Odette Toulemonde (2006) de Eric-Emmanuel Schmitt

Odette ToulemondeElle :
Un film très gentillet à oublier très vite. Eric-Emmanuel Schmitt fait preuve d’une grande naïveté quant à sa vision des pauvres et des riches, des intellectuels et du milieu populaire, de l’hypocrisie et de la sincérité, de la capacité ou pas à trouver le bonheur. Comme dans Amélie Poulain, les clichés, la mièvrerie et les bons sentiments y abondent. On s’ennuie très vite malgré la présence virevoltante de Catherine Frot.
Note : 2 étoiles

Lui :
Le titre, Odette Toulemonde, annonce sans beaucoup de subtilité le thème du film : il s’agit de nous montrer que le bonheur se trouve plus facilement chez les gens simples, les gens comme tout le monde, que chez les gens compliqués, intellos et bourrés d’à-priori. Si on peut être d’accord sur le fond, Eric-Emmanuel Schmitt charge un peu trop la barque : pour bien nous montrer qu’il ne faut pas s’arrêter aux apparences, il nous sert une Odette qui relève plutôt de la caricature. De plus, étant lui-même écrivain populaire comme son héros, il profite visiblement de son film pour régler quelques comptes avec la critique. Malgré la prestation d’une Catherine Frot vraiment convaincante et qui s’en donne à cœur joie, l’ensemble est vraiment gentillet et manque tout de même de profondeur, se contentant de surfer sur les bons sentiments.
Note : 2 étoiles

Acteurs: Catherine Frot, Albert Dupontel, Jacques Weber, Fabrice Murgia, Nina Drecq
Voir la fiche du film et la filmographie de Eric-Emmanuel Schmitt sur le site imdb.com.
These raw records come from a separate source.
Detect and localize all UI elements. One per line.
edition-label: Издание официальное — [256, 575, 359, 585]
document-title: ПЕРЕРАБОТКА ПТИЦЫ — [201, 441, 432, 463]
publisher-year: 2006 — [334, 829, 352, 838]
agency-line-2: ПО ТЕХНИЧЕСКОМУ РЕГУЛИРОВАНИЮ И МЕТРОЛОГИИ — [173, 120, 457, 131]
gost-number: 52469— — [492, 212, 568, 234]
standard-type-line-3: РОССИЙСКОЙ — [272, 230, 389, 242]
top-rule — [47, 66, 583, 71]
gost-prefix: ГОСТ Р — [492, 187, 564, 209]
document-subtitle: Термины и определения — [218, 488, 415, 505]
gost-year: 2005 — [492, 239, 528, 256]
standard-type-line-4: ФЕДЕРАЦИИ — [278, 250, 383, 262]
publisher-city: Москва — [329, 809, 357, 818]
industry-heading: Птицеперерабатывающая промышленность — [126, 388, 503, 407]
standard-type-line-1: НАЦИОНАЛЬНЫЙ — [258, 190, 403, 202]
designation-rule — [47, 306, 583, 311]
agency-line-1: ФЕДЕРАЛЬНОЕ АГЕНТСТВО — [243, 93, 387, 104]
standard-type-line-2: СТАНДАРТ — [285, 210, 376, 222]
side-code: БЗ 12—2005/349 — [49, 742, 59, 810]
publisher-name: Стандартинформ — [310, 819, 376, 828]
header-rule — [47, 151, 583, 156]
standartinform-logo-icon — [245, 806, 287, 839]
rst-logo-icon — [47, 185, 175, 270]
2 commentaires sur « Odette Toulemonde (2006) de Eric-Emmanuel Schmitt »

  1. Vous n’avez pas tort, mais la prestation du duo Catherine Frot – Albert Dupontel vaut le détour. Pas le film du siècle, mais pas non plus ce que le cinéma français a produit de pire.

    Encore bravo pour votre blog ouvert à TOUS les cinémas !
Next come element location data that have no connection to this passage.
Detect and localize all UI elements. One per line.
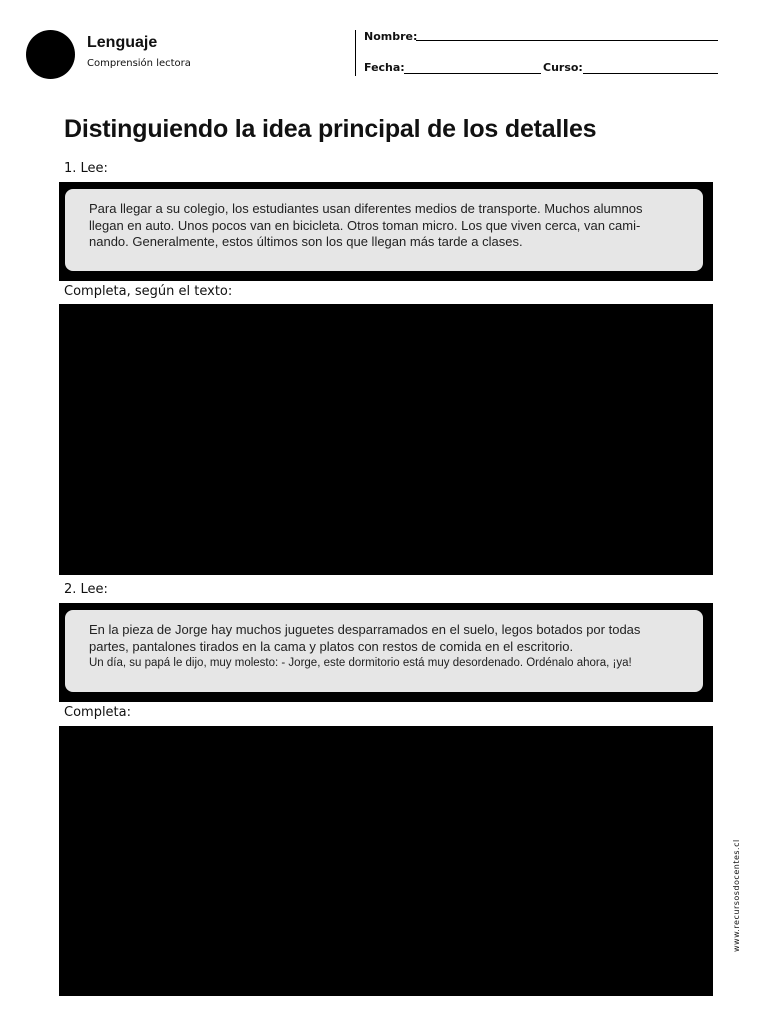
site-url: www.recursosdocentes.cl [732, 839, 741, 952]
header-divider [355, 30, 356, 76]
section2-label: 2. Lee: [64, 582, 108, 597]
name-label: Nombre: [364, 30, 418, 43]
section1-text: Para llegar a su colegio, los estudiantes usan diferentes medios de transporte. Muchos alumnos llegan en auto. Unos pocos van en bicicleta. Otros toman micro. Los que viven cerca, van cami-nando. Generalmente, estos últimos son los que llegan más tarde a clases. [89, 201, 643, 249]
section2-answer-area[interactable] [59, 726, 713, 996]
section2-text-small: Un día, su papá le dijo, muy molesto: - Jorge, este dormitorio está muy desordenado. Ordénalo ahora, ¡ya! [89, 657, 632, 669]
section2-text-box [65, 610, 703, 692]
section2-text: En la pieza de Jorge hay muchos juguetes desparramados en el suelo, legos botados por todas partes, pantalones tirados en la cama y platos con restos de comida en el escritorio. [89, 622, 641, 654]
subject-title: Lenguaje [87, 34, 158, 51]
logo-circle [26, 30, 75, 79]
page-title: Distinguiendo la idea principal de los detalles [64, 115, 597, 143]
section1-answer-area[interactable] [59, 304, 713, 575]
date-label: Fecha: [364, 61, 405, 74]
name-field[interactable] [416, 40, 718, 41]
course-label: Curso: [543, 61, 583, 74]
section1-label: 1. Lee: [64, 161, 108, 176]
date-field[interactable] [404, 73, 541, 74]
section2-prompt: Completa: [64, 705, 131, 720]
section1-text-box [65, 189, 703, 271]
course-field[interactable] [583, 73, 718, 74]
section1-prompt: Completa, según el texto: [64, 284, 233, 299]
subject-subtitle: Comprensión lectora [87, 58, 191, 69]
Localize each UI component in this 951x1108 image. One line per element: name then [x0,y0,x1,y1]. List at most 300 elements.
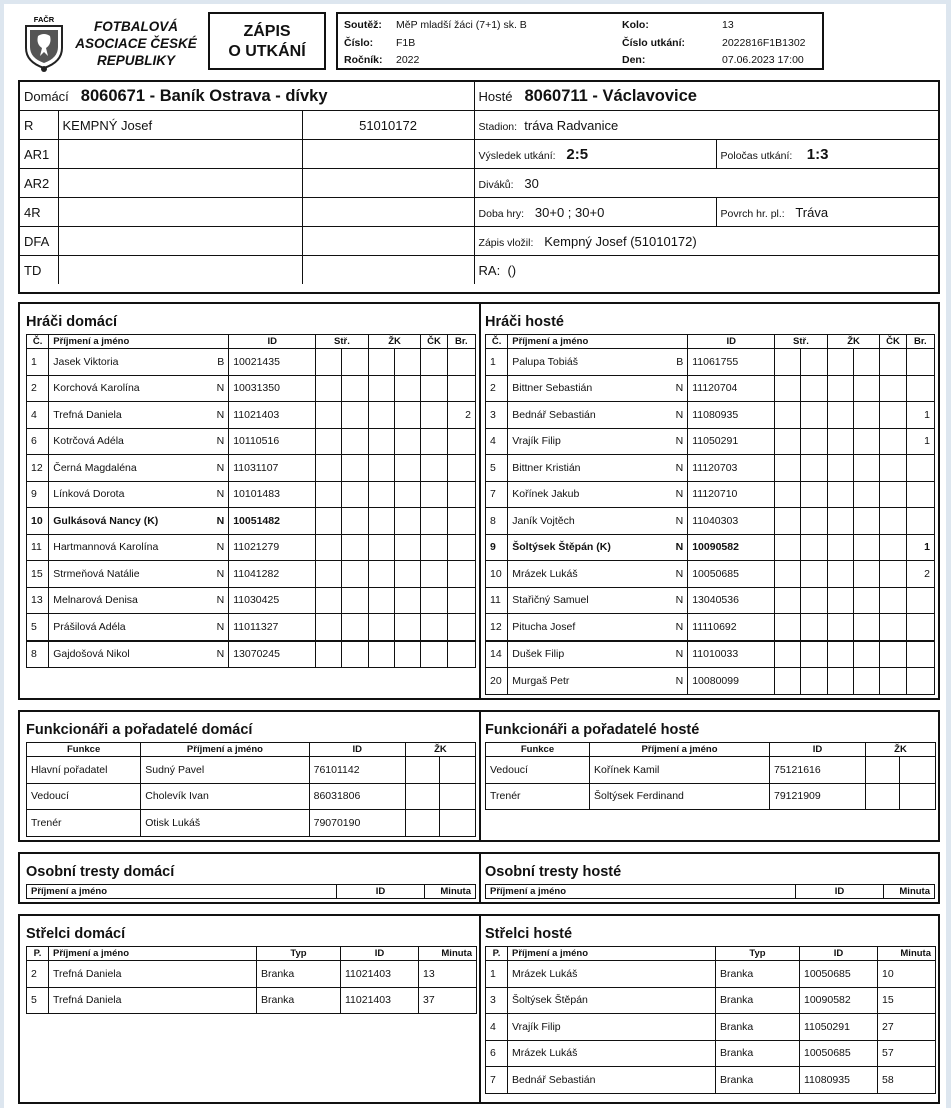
player-goals [906,614,934,641]
player-row [27,561,476,588]
empty-cell [880,455,906,482]
official-row [27,783,476,810]
empty-cell [880,668,906,695]
home-officials-table-wrap [26,742,476,837]
scorer-order: 3 [486,987,508,1014]
competition-label: Soutěž: [344,19,382,31]
player-row [486,455,935,482]
empty-cell [801,402,827,429]
empty-cell [801,428,827,455]
empty-cell [316,561,342,588]
player-goals [906,481,934,508]
player-name: Kotrčová Adéla [53,435,124,448]
player-number: 1 [27,349,49,376]
player-name: Dušek Filip [512,648,565,661]
association-line-3: REPUBLIKY [96,53,175,68]
empty-cell [421,508,447,535]
empty-cell [342,587,368,614]
player-name-cell [49,402,229,429]
player-number: 20 [486,668,508,695]
player-goals: 1 [906,428,934,455]
player-row [486,349,935,376]
column-header: Minuta [878,947,936,961]
player-number: 10 [27,508,49,535]
empty-cell [368,402,394,429]
empty-cell [880,587,906,614]
column-header: Minuta [419,947,477,961]
empty-cell [827,587,853,614]
player-flag: N [675,488,684,501]
player-number: 8 [486,508,508,535]
empty-cell [854,402,880,429]
scorer-type: Branka [716,961,800,988]
empty-cell [316,349,342,376]
empty-cell [395,375,421,402]
column-header: ID [796,885,884,899]
surface-cell [716,198,938,227]
empty-cell [827,508,853,535]
empty-cell [342,428,368,455]
scorers-away-table [485,946,936,1094]
empty-cell [827,481,853,508]
player-flag: N [675,408,684,421]
official-name [58,140,302,169]
empty-cell [316,614,342,641]
home-team-cell [20,82,474,111]
official-id [302,169,474,198]
player-row [486,614,935,641]
official-role: Vedoucí [486,757,590,784]
player-goals [447,481,475,508]
scorer-minute: 37 [419,987,477,1014]
player-flag: N [216,382,225,395]
away-players-title: Hráči hosté [485,314,564,330]
official-role: Hlavní pořadatel [27,757,141,784]
player-name-cell [49,428,229,455]
player-id: 10051482 [229,508,316,535]
scorer-type: Branka [716,1040,800,1067]
players-home-table [26,334,476,668]
duration-cell [474,198,716,227]
empty-cell [880,375,906,402]
empty-cell [368,428,394,455]
scorer-minute: 10 [878,961,936,988]
empty-cell [368,349,394,376]
away-scorers-table-wrap [485,946,936,1094]
round-value: 13 [722,19,734,31]
empty-cell [316,402,342,429]
column-header: Příjmení a jméno [508,947,716,961]
scorer-row [486,1040,936,1067]
player-flag: N [675,461,684,474]
spectators-value: 30 [524,175,539,191]
report-title [208,12,326,70]
ra-value: () [507,262,517,278]
result-cell [474,140,716,169]
scorer-name: Bednář Sebastián [508,1067,716,1094]
player-id: 13070245 [229,641,316,668]
empty-cell [395,641,421,668]
player-goals: 2 [447,402,475,429]
player-goals [906,641,934,668]
number-value: F1B [396,37,416,49]
player-name: Strmeňová Natálie [53,567,140,580]
player-name-cell [49,587,229,614]
empty-cell [316,587,342,614]
column-header: Příjmení a jméno [49,947,257,961]
empty-cell [342,455,368,482]
empty-cell [801,614,827,641]
player-name-cell [49,534,229,561]
spectators-cell [474,169,938,198]
player-flag: N [675,620,684,633]
player-name-cell [49,561,229,588]
player-goals: 1 [906,402,934,429]
away-team-name: 8060711 - Václavovice [524,86,697,105]
empty-cell [316,481,342,508]
scorer-row [27,961,477,988]
player-goals: 1 [906,534,934,561]
empty-cell [801,534,827,561]
scorer-name: Šoltýsek Štěpán [508,987,716,1014]
scorer-minute: 15 [878,987,936,1014]
empty-cell [801,668,827,695]
scorer-order: 4 [486,1014,508,1041]
empty-cell [421,428,447,455]
empty-cell [775,402,801,429]
home-label: Domácí [24,88,69,104]
player-name: Jasek Viktoria [53,355,119,368]
player-row [486,481,935,508]
player-name: Korchová Karolína [53,382,140,395]
official-id [302,140,474,169]
player-goals [447,534,475,561]
player-number: 3 [486,402,508,429]
column-header: ŽK [866,743,936,757]
empty-cell [421,561,447,588]
spectators-label: Diváků: [478,178,514,191]
scorer-type: Branka [257,987,341,1014]
official-name: Šoltýsek Ferdinand [590,783,770,810]
player-flag: N [675,514,684,527]
official-id: 76101142 [309,757,405,784]
column-header: P. [27,947,49,961]
entered-by-cell [474,227,938,256]
empty-cell [880,402,906,429]
player-row [486,668,935,695]
player-name-cell [49,508,229,535]
scorer-order: 1 [486,961,508,988]
player-goals [906,455,934,482]
empty-cell [368,455,394,482]
empty-cell [421,402,447,429]
official-id [302,227,474,256]
empty-cell [775,587,801,614]
player-id: 11080935 [688,402,775,429]
player-name: Šoltýsek Štěpán (K) [512,541,611,554]
ra-cell [474,256,938,285]
stadium-label: Stadion: [478,120,518,133]
player-row [486,641,935,668]
day-label: Den: [622,54,646,66]
player-number: 4 [486,428,508,455]
player-name: Línková Dorota [53,488,125,501]
empty-cell [827,668,853,695]
player-number: 2 [486,375,508,402]
player-row [27,587,476,614]
ra-label: RA: [478,262,501,278]
empty-cell [395,402,421,429]
empty-cell [880,614,906,641]
number-label: Číslo: [344,37,374,49]
empty-cell [880,481,906,508]
column-header: ID [688,335,775,349]
official-name [58,227,302,256]
halftime-label: Poločas utkání: [720,149,793,162]
column-header: Typ [716,947,800,961]
player-row [486,508,935,535]
player-goals [447,428,475,455]
empty-cell [866,783,900,810]
match-number-value: 2022816F1B1302 [722,37,806,49]
scorer-type: Branka [716,1014,800,1041]
player-id: 10031350 [229,375,316,402]
empty-cell [395,428,421,455]
empty-cell [880,428,906,455]
empty-cell [395,481,421,508]
penalties-divider [479,854,481,902]
scorer-row [27,987,477,1014]
player-flag: N [216,461,225,474]
column-header: Příjmení a jméno [508,335,688,349]
empty-cell [368,561,394,588]
player-name: Palupa Tobiáš [512,355,579,368]
association-line-1: FOTBALOVÁ [94,19,178,34]
empty-cell [368,534,394,561]
empty-cell [854,534,880,561]
player-id: 13040536 [688,587,775,614]
player-name-cell [49,641,229,668]
official-id: 86031806 [309,783,405,810]
report-title-line-2: O UTKÁNÍ [228,43,306,60]
player-row [27,508,476,535]
column-header: ID [229,335,316,349]
official-role: 4R [20,198,58,227]
empty-cell [775,561,801,588]
player-goals [906,668,934,695]
player-row [27,534,476,561]
report-title-line-1: ZÁPIS [243,23,291,40]
player-flag: N [675,382,684,395]
empty-cell [368,587,394,614]
team-officials-box [18,710,940,842]
player-number: 12 [486,614,508,641]
player-number: 11 [27,534,49,561]
player-name: Mrázek Lukáš [512,567,578,580]
scorer-name: Mrázek Lukáš [508,961,716,988]
players-away-table [485,334,935,695]
player-name-cell [508,508,688,535]
empty-cell [801,641,827,668]
player-name: Bittner Sebastián [512,382,593,395]
official-role: Trenér [486,783,590,810]
player-goals [447,561,475,588]
player-row [486,534,935,561]
empty-cell [421,587,447,614]
empty-cell [801,508,827,535]
empty-cell [439,810,475,837]
player-name-cell [508,561,688,588]
player-name: Bednář Sebastián [512,408,596,421]
empty-cell [775,349,801,376]
home-players-title: Hráči domácí [26,314,118,330]
entered-by-value: Kempný Josef (51010172) [544,233,697,249]
column-header: Č. [27,335,49,349]
scorer-type: Branka [257,961,341,988]
away-label: Hosté [478,88,513,104]
empty-cell [827,561,853,588]
empty-cell [342,561,368,588]
column-header: Příjmení a jméno [486,885,796,899]
column-header: ŽK [827,335,880,349]
player-row [27,349,476,376]
official-role: Vedoucí [27,783,141,810]
player-name: Janík Vojtěch [512,514,575,527]
year-label: Ročník: [344,54,383,66]
column-header: Br. [906,335,934,349]
player-number: 2 [27,375,49,402]
official-row [27,810,476,837]
scorer-type: Branka [716,987,800,1014]
player-id: 10050685 [688,561,775,588]
empty-cell [368,641,394,668]
player-row [27,428,476,455]
official-role: R [20,111,58,140]
officials-away-table [485,742,936,810]
result-value: 2:5 [566,145,589,163]
official-id: 79121909 [770,783,866,810]
player-name-cell [508,534,688,561]
player-goals [447,375,475,402]
empty-cell [854,668,880,695]
empty-cell [421,534,447,561]
player-name-cell [508,428,688,455]
match-info-header [336,12,824,70]
empty-cell [405,757,439,784]
column-header: ID [337,885,425,899]
player-name: Pitucha Josef [512,620,576,633]
player-flag: N [216,541,225,554]
entered-by-label: Zápis vložil: [478,236,534,249]
player-flag: N [675,541,684,554]
player-flag: N [216,408,225,421]
scorer-minute: 57 [878,1040,936,1067]
player-flag: N [675,567,684,580]
official-name: Sudný Pavel [141,757,309,784]
official-name [58,169,302,198]
player-name-cell [508,375,688,402]
player-name-cell [508,481,688,508]
empty-cell [421,641,447,668]
empty-cell [342,534,368,561]
player-number: 11 [486,587,508,614]
player-number: 9 [27,481,49,508]
scorer-order: 7 [486,1067,508,1094]
official-id: 51010172 [302,111,474,140]
empty-cell [854,375,880,402]
empty-cell [405,810,439,837]
player-flag: N [216,435,225,448]
empty-cell [775,641,801,668]
round-label: Kolo: [622,19,649,31]
official-name: Otisk Lukáš [141,810,309,837]
year-value: 2022 [396,54,420,66]
empty-cell [880,534,906,561]
scorer-name: Vrajík Filip [508,1014,716,1041]
home-scorers-table-wrap [26,946,477,1014]
competition-value: MěP mladší žáci (7+1) sk. B [396,19,527,31]
player-name: Trefná Daniela [53,408,122,421]
players-box [18,302,940,700]
player-number: 14 [486,641,508,668]
official-name: Cholevík Ivan [141,783,309,810]
halftime-value: 1:3 [806,145,829,163]
scorer-row [486,1014,936,1041]
scorers-box [18,914,940,1104]
empty-cell [421,614,447,641]
scorer-id: 10050685 [800,1040,878,1067]
official-role: DFA [20,227,58,256]
scorers-home-table [26,946,477,1014]
empty-cell [405,783,439,810]
player-id: 11030425 [229,587,316,614]
player-name: Bittner Kristián [512,461,581,474]
away-penalties-title: Osobní tresty hosté [485,864,622,880]
empty-cell [880,561,906,588]
players-divider [479,304,481,698]
player-id: 11040303 [688,508,775,535]
empty-cell [775,375,801,402]
player-name: Vrajík Filip [512,435,561,448]
empty-cell [368,481,394,508]
scorer-id: 11021403 [341,961,419,988]
empty-cell [342,614,368,641]
empty-cell [880,641,906,668]
player-id: 10110516 [229,428,316,455]
away-officials-title: Funkcionáři a pořadatelé hosté [485,722,700,738]
empty-cell [368,614,394,641]
halftime-cell [716,140,938,169]
empty-cell [395,614,421,641]
player-name-cell [49,375,229,402]
home-scorers-title: Střelci domácí [26,926,126,942]
empty-cell [342,349,368,376]
home-penalties-table [26,884,476,899]
empty-cell [801,481,827,508]
empty-cell [827,375,853,402]
player-row [486,561,935,588]
player-name: Černá Magdaléna [53,461,137,474]
player-flag: N [216,594,225,607]
scorer-order: 2 [27,961,49,988]
player-flag: N [216,567,225,580]
player-name-cell [49,614,229,641]
officials-divider [479,712,481,840]
player-name: Kořínek Jakub [512,488,580,501]
player-id: 10021435 [229,349,316,376]
empty-cell [316,534,342,561]
empty-cell [395,508,421,535]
  2. Un film qui m’a presque réconciliée avec le cinéma. J’ai choisi de penser que le trait « appuyé » était voulu (comment pourrait-il en être autrement ? ), s’il fallait s’en convaincre, il n’y a qu’à observer le décor de l’appart. J’y ai vu comme un jeu complice entre les décorateurs et nous. Justement cet amusement, ce jeu a créé une telle complicité que ce film m’a ému comme aucun ces derniers mois. Quand à Catherine Frot, cette perle, elle nous emmène d’un bout à l’autre du film. Ce film, c’est nous tous les jours, ces gens loin des capitales.
    Voyez-le une fois, un vendredi soir.